IGNACIO CAMACHO-ABC
- El sentimiento tribal –el partido, el equipo, el bando– es la coartada que justifica la deshumanización del adversario
Un hombre blanco que insulta a un hombre negro llamándole «mono» es un racista. Punto. Da igual que sólo lo haga los domingos y sólo contra el rival de su equipo de fútbol: lo retrata la naturaleza despectiva, animalizadora, del insulto. El problema del incidente con Vinicius en Valencia consiste en que el improperio no provino sólo del tarado al que señaló con el dedo en el campo: el cántico coral de «eres un mono» sonó en la calle a su llegada al estadio y existen audios nítidos del escarnio. Eso es un escándalo cuya gravedad no pueden ocultar los intentos más bien torpes de minimizarlo, y el jugador tiene razón cuando denuncia que la reputación de España sale malparada en ese cuadro. Porque hay varios problemas en el lance: uno en la índole inequívoca del agravio, otro en su reiteración como un suceso prácticamente cotidiano y un tercero en la lenidad con que las autoridades abordan esta clase de casos.
Luego está la curiosa estigmatización de la víctima, un argumentario que justifica su linchamiento verbal en el carácter polémico del futbolista. Vinicius tiene, en efecto, una tendencia a la sobreactuación que a menudo lo empuja a la bronca y la provocación antideportiva, pero nadie le insulta llamándole provocador, chulo o camorrista. Le dicen mono y le hacen gestos simiescos cuando se queja de sufrir continuas patadas, empujones y zancadillas. Ocurre, con él y con otros menos famosos, día tras día y seguirá ocurriendo mientras nadie tome medidas y los clubes encuentren alguna disculpa elíptica para no enfrentarse a sus hinchas. El domingo fue una ocasión perdida de suspender el juego y hacer pedagogía como aquella vez –en Valencia, por cierto– en que Guus Hiddink se negó a sacar el equipo mientras luciesen unas pancartas nazis en la gradería. Eso o permitir que el gran espectáculo de masas de este tiempo siga siendo un espacio al margen de la ética cívica.

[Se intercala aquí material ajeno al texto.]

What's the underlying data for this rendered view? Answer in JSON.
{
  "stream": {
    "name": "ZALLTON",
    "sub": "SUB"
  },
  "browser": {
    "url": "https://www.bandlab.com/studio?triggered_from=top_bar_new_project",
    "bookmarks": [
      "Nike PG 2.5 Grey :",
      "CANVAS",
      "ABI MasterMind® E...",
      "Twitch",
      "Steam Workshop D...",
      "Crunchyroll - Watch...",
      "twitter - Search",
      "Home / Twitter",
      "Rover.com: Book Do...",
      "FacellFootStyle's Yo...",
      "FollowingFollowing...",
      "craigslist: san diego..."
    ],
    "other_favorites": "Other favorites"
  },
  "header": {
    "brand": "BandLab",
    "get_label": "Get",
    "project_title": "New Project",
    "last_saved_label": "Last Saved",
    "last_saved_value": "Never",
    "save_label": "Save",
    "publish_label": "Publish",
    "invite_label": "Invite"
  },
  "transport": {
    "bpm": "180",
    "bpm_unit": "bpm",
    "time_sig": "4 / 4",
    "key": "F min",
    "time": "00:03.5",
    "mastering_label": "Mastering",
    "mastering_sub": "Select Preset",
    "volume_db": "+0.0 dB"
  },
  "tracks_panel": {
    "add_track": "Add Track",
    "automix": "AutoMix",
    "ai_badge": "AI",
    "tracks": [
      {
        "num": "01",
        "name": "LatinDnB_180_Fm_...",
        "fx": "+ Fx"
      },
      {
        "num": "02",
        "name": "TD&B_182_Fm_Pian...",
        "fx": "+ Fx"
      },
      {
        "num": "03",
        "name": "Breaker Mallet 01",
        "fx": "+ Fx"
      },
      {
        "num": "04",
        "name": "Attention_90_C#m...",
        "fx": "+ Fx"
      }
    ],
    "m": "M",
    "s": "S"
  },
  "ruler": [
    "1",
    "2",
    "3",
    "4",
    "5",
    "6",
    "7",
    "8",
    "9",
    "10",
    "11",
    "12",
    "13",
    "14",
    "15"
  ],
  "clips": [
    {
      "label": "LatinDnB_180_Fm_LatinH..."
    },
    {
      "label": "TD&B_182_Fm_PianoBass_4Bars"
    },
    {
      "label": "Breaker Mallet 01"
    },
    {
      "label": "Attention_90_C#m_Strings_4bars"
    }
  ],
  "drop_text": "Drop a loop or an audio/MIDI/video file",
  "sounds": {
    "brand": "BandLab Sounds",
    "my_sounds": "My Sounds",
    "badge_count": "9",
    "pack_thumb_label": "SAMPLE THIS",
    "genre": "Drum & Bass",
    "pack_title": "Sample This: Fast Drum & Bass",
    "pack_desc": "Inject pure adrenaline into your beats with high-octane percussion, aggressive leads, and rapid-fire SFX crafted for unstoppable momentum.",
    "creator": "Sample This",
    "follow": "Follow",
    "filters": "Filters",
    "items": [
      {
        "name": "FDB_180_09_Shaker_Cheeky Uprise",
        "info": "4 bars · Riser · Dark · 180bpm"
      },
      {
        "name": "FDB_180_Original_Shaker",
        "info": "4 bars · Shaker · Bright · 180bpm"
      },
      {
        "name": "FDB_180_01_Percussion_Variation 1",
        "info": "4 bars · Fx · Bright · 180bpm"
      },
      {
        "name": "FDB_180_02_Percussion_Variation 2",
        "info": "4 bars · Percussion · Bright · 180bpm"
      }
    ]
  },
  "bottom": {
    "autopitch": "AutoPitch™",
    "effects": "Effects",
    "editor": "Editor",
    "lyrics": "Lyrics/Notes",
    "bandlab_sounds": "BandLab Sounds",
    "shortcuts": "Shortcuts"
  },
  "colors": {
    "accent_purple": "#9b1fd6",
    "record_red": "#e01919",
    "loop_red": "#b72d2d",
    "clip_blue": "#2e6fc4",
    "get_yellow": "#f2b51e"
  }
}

En el fondo se trata del mismo proceso que se da en el ámbito político, donde la atribución de responsabilidades está impregnada de sesgo sectario. El bien y el mal dependen del bando en que se sitúen los protagonistas del hecho enjuiciado. Los nuestros –el equipo, el partido– a un lado, el bueno, claro, y al otro los demás, los culpables, los malos. El sentimiento identitario como rasero moral bajo el que cualquier comportamiento está justificado: la corrupción, el racismo, el acoso, el abuso de autoridad, la deshumanización del adversario. Siempre hay excusa para la desviación de poder, el escrache de masas, la exaltación de los fanáticos. Las siglas, el escudo, el color de la camiseta, la afinidad ideológica o sentimental sirven de pliego de descargo. Y así vamos construyendo una sociedad bipolar, escindida, de la que el fútbol es sólo una alegoría. Una sociedad que orilla las reglas de convivencia pacífica para sacralizar el tribalismo como fuente de la justicia.